To sum up, the Zizekian matrix of the Event* can be used to explain the state of the Eelam Tamil politics while also drawing equations for the future.

(1) Fidelity - Vaddukkodai resolution of 1976, LTTE & secular-modernist Eelam Tamil nationalism
(2) Reactive re-integration - politics of ‘Sri Lankan Tamil’ identity, minority rights
(3) Outright denial of eventual status - Sri Lankan liberalism, assimilation
(4) Catastrophic total counter-attack - Sri Lankan fascism, annihilation Vanni style
(5) Total enforcing of the Event leading to an ‘obscure disaster’ - emergence of a Hamas-styled Tamil nationalism
(6) Renewal of secular-modernist Eelam Tamil nationalism

(2) (3) and (4) all contributed at different levels to weakening of (1). (2) and (3) also require a weakening of (4) as it weakens the moral legitimacy of their advocacy of ‘co-existence’, especially in the wake of various gross abuses coming to light in the international arena. All the same, (2) and (3) will not hesitate to rally behind (4) in case of an emergence of (5) or (6).

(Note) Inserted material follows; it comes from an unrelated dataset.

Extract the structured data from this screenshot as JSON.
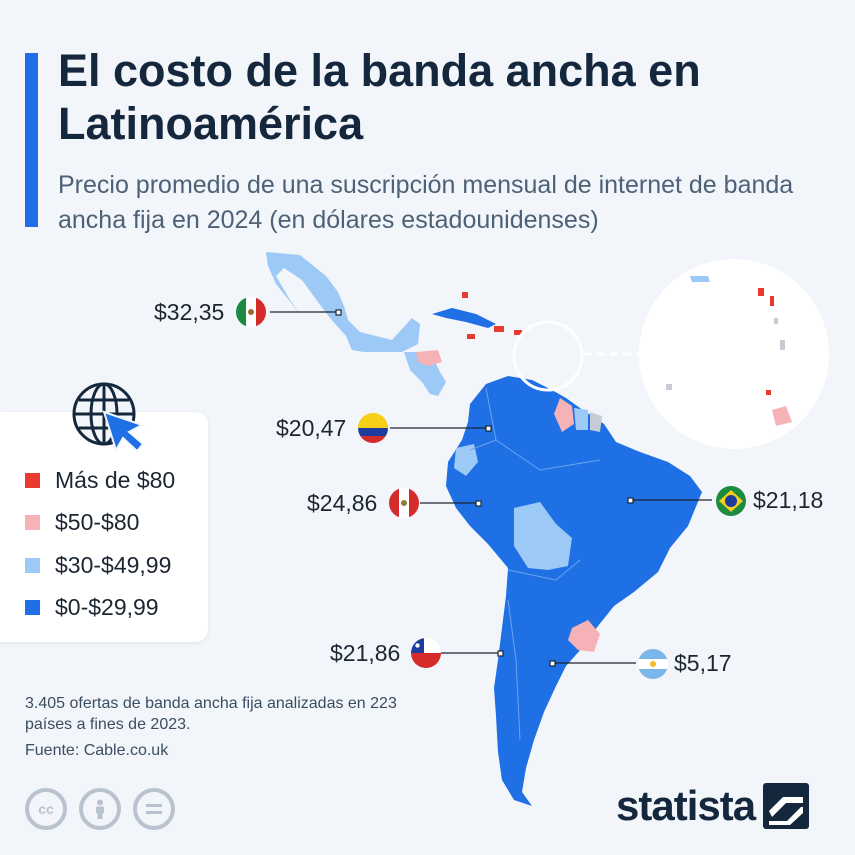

In case (6) does not emerge, considering the continuing betrayal of the interests of the Tamil popular classes by protagonists of (2), the probability of (5) cannot be ruled out - as an example, we have seen the Hamas fill the vacuum in Palestine in the face of a weakening of a progressive movement and sell out by elites. In the long run, (5) may deliver freedom, but its ability to be egalitarian is a question. Hence our case for progressives to lend their support to (6) and for the subscribers of (6) to pick-up the thread of the uncompromising emancipatory political tradition of (1) and take it forward.

So, the question “What is in a name?” is not appropriate with regards to the Eelam Tamils. After all, a people do not wage a struggle for decades and sacrifice over 200000 lives for a rose to be named differently. Considering the Eelam Tamils’ political struggle now, the more apt Shakespearean question to be posed is “To be or not to be”!

*See Slavoj Zizek, On Alain Badiou and Logiques des Mondes, from http://www.lacan.com/zizbadman.htm

The author is a freelance writer based in Chennai.